A top Burmese official is promising the international community that his country's military-backed government is not done implementing democratic reforms.
Trade Minister U Soe Thane told Reuters Saturday the process of reform "is not finished yet." He said Burma's government is still looking at additional political changes as well as reforms in the economic sector.
U Soe Thane made the comments in Davos, Switzerland where he is leading Burma's first official delegation to the World Economic Forum.
He said Burma is trying to create an investment friendly environment and attract interest from some of its neighbors, like Thailand, Bangladesh, India and Laos, in addition to China, the United States and the European Union.
Nobel Peace Prize winner and Burmese opposition leader Aung San Suu Kyi has also made an appearance at the conference, addressing delegates by video. She called U Soe Thane's presence in Davos a sign of positive changes. But she also warned that Burma has not yet reached a point of "great transformation.''
Earlier this week, a team from the International Monetary Fund (IMF), which just concluded a visit to Burma, said the country has the potential of becoming the next economic frontier in Asia.
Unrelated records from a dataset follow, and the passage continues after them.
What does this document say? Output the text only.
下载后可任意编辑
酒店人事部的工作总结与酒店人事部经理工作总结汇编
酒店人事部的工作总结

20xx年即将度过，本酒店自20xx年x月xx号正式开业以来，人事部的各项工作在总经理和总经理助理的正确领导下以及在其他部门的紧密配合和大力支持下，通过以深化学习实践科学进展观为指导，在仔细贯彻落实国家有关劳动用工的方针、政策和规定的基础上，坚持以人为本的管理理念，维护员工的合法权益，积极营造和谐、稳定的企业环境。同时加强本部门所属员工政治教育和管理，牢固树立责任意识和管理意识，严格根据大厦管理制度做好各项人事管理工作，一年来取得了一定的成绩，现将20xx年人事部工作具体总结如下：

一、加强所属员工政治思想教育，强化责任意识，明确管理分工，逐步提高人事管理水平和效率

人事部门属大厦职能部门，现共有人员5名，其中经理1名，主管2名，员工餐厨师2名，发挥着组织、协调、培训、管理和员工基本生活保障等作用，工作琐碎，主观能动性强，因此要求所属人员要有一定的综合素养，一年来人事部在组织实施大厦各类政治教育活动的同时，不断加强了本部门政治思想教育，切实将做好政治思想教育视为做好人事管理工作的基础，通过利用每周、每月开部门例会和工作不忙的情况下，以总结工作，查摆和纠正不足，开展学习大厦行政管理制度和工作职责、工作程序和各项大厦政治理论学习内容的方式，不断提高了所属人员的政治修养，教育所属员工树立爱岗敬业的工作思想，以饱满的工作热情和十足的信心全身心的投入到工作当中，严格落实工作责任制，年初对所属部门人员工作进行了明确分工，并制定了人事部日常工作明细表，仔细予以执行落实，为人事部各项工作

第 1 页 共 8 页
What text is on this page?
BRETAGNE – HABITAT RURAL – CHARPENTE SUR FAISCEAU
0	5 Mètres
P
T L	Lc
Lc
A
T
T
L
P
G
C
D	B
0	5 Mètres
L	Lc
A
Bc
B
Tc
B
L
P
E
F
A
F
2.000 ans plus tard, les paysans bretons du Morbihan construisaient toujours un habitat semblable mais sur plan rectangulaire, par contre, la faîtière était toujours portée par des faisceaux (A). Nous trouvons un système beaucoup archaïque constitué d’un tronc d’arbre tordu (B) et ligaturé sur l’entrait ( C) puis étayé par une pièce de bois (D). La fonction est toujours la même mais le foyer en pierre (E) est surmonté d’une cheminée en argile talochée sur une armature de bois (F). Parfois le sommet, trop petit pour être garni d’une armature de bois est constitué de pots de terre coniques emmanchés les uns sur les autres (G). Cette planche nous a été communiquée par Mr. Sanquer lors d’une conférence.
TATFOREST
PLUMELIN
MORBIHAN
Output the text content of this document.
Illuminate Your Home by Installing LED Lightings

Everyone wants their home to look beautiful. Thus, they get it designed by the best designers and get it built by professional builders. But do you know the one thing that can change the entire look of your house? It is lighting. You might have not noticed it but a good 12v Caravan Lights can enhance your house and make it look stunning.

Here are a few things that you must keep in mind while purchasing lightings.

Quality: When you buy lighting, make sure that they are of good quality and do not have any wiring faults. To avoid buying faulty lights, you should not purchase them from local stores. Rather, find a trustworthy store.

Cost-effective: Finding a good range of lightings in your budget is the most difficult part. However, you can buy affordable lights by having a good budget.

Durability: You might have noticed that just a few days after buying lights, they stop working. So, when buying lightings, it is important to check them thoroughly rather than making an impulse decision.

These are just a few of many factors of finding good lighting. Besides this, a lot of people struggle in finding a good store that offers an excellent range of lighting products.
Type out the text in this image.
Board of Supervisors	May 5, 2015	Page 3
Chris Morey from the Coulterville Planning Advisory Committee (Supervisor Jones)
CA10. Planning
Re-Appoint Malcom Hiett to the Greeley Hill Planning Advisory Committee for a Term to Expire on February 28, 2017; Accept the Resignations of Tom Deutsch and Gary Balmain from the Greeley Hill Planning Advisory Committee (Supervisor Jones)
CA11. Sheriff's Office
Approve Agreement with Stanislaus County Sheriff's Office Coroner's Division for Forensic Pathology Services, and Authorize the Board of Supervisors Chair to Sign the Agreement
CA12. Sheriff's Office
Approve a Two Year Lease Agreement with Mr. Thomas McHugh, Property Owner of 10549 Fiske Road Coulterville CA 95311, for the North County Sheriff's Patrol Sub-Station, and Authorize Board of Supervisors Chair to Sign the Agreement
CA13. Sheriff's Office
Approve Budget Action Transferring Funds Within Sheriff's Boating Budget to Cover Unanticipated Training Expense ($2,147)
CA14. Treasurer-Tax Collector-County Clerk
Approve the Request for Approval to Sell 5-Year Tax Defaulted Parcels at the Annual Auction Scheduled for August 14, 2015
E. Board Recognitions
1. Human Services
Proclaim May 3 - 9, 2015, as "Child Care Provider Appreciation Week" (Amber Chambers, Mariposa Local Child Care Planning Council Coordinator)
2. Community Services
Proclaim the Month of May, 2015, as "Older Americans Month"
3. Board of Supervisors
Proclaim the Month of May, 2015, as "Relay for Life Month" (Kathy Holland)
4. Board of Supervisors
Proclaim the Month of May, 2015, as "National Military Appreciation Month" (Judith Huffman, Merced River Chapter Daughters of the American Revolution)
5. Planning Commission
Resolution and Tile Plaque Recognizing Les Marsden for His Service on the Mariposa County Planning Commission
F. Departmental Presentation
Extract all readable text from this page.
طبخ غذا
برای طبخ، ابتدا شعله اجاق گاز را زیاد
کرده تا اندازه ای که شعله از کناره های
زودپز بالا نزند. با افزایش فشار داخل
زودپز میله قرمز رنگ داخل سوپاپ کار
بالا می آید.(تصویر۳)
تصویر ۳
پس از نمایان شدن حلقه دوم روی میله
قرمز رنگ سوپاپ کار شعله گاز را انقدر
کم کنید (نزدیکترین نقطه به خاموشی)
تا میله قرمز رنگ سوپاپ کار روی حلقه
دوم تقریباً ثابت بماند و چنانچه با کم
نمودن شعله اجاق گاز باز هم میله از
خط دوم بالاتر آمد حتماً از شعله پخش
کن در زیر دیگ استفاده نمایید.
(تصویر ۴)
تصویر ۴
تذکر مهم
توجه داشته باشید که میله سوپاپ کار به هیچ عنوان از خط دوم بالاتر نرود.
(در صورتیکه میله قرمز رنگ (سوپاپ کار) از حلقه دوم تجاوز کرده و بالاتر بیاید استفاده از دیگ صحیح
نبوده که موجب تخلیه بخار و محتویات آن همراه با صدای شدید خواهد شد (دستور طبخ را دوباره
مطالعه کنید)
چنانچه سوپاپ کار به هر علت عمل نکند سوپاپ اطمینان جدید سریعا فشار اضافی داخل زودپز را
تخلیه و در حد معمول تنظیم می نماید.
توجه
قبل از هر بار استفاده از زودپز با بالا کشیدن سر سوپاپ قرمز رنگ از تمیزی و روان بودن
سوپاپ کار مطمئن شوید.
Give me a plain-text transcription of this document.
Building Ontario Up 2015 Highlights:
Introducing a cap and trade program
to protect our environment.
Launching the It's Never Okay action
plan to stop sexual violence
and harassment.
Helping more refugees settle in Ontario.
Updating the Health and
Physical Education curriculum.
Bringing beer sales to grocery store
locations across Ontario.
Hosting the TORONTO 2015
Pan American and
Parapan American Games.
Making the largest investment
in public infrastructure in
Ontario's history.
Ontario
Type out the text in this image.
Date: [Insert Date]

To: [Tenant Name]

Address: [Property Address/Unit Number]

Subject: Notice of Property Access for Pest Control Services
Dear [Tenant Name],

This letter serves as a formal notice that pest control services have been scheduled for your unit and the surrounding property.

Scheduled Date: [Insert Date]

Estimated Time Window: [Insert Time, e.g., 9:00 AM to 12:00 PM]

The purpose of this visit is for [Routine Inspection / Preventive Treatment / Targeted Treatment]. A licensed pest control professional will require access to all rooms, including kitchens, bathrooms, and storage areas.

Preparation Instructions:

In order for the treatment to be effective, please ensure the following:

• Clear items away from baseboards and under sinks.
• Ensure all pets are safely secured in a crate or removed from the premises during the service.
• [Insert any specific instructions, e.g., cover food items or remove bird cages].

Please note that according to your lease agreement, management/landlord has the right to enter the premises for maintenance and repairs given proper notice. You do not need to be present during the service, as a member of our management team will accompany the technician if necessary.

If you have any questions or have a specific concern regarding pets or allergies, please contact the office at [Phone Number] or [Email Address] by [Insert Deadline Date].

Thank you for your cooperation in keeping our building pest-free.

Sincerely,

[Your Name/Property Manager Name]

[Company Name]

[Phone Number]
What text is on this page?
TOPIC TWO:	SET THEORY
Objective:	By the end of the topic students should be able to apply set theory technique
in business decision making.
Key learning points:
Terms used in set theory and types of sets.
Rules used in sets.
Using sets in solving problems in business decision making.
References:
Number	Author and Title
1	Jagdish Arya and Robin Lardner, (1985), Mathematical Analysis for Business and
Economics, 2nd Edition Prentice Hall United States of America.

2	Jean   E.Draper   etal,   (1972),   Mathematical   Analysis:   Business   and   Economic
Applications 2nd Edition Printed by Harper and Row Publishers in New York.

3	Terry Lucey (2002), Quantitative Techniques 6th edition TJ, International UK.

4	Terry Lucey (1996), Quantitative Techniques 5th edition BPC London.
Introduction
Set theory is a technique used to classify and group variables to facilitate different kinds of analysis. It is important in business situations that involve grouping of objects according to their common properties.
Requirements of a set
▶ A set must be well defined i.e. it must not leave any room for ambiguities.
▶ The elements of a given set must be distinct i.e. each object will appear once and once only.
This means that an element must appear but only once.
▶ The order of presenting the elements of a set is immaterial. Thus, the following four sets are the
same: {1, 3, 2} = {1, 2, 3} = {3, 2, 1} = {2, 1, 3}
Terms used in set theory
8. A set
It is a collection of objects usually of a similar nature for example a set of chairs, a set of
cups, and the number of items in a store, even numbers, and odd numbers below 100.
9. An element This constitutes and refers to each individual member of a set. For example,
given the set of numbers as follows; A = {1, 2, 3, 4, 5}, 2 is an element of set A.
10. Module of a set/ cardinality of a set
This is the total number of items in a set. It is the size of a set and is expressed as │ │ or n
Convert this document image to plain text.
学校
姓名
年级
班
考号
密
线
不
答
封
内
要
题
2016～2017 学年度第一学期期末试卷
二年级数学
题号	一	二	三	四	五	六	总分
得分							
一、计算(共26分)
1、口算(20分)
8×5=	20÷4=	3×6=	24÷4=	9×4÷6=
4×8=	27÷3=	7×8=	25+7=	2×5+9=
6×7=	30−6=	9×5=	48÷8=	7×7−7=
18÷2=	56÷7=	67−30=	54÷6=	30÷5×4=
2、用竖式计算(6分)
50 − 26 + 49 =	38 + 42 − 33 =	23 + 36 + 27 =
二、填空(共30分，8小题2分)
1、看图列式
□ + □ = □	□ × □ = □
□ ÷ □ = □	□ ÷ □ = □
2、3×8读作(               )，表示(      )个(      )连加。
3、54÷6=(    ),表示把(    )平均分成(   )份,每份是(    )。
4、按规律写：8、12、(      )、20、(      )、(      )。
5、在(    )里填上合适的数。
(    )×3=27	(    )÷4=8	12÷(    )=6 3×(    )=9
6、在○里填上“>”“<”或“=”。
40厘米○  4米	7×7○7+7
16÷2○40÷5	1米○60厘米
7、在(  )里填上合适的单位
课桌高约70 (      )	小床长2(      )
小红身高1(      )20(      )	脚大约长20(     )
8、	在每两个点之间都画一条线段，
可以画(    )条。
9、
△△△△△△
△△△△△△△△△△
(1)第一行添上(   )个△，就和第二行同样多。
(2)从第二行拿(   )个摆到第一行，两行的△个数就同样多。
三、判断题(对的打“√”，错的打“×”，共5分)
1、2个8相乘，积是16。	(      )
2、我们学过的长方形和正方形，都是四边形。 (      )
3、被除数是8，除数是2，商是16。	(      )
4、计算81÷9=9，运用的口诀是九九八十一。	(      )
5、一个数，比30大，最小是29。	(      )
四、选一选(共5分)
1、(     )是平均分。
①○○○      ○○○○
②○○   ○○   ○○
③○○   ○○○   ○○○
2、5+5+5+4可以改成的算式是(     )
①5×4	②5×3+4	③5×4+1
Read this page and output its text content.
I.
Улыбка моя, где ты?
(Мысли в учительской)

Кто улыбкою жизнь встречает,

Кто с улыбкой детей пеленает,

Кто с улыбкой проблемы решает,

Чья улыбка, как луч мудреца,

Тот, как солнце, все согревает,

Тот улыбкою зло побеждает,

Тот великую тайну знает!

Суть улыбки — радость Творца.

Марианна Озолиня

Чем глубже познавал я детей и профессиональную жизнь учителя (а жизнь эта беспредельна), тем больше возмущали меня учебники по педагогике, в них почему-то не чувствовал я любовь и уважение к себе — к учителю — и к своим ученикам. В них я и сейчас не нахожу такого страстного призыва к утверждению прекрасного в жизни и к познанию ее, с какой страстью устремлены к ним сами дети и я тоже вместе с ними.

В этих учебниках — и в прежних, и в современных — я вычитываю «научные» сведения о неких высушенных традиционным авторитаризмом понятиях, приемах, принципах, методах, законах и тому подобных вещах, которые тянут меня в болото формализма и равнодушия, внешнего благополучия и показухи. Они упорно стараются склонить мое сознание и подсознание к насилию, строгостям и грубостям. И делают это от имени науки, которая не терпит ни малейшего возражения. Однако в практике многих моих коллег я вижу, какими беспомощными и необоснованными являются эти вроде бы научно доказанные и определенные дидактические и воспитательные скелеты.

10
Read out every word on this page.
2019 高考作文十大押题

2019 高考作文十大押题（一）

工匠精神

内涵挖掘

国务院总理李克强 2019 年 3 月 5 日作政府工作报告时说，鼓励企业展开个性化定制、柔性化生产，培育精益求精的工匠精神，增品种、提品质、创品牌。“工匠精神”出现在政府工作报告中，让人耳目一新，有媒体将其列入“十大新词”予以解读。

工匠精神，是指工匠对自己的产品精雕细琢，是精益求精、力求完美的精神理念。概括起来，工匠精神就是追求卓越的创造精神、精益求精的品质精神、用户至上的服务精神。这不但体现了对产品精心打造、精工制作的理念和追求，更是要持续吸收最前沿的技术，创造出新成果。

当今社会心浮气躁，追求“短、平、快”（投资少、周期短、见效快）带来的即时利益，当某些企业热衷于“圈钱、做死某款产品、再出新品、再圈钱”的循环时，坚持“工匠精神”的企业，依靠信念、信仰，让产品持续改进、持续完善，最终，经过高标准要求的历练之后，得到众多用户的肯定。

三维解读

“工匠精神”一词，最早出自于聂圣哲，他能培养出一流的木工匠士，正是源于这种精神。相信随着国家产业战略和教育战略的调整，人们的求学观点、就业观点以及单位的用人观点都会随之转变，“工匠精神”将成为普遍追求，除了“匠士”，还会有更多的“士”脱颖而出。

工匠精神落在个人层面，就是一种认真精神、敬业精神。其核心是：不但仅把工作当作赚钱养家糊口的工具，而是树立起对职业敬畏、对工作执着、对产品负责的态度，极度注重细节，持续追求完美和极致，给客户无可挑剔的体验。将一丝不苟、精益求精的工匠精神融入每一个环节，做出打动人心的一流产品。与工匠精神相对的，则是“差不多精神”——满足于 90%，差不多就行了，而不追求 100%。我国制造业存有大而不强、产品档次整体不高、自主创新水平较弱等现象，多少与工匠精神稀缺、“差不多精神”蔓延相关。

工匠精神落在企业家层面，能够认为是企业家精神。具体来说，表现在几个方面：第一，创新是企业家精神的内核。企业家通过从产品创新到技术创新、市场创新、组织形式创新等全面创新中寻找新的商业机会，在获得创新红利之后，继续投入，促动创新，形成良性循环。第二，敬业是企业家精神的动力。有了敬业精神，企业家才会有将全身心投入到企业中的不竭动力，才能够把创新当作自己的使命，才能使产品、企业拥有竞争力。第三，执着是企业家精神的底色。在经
The team urged Burma to remove impediments to growth by liberalizing trade and direct foreign investment, and by modernizing its financial sector.
In recent months, Burma has freed a number of political prisoners, including Aung San Suu Kyi, who was under house arrest and now plans to run for parliament. It also has opened peace talks with ethnic rebels and loosened controls on the media.
But critics of Burma say despite the transition from military to civilian rule, Burmese generals still dominate parliament and politics.
Some information for this report was provided by AP, AFP and Reuters.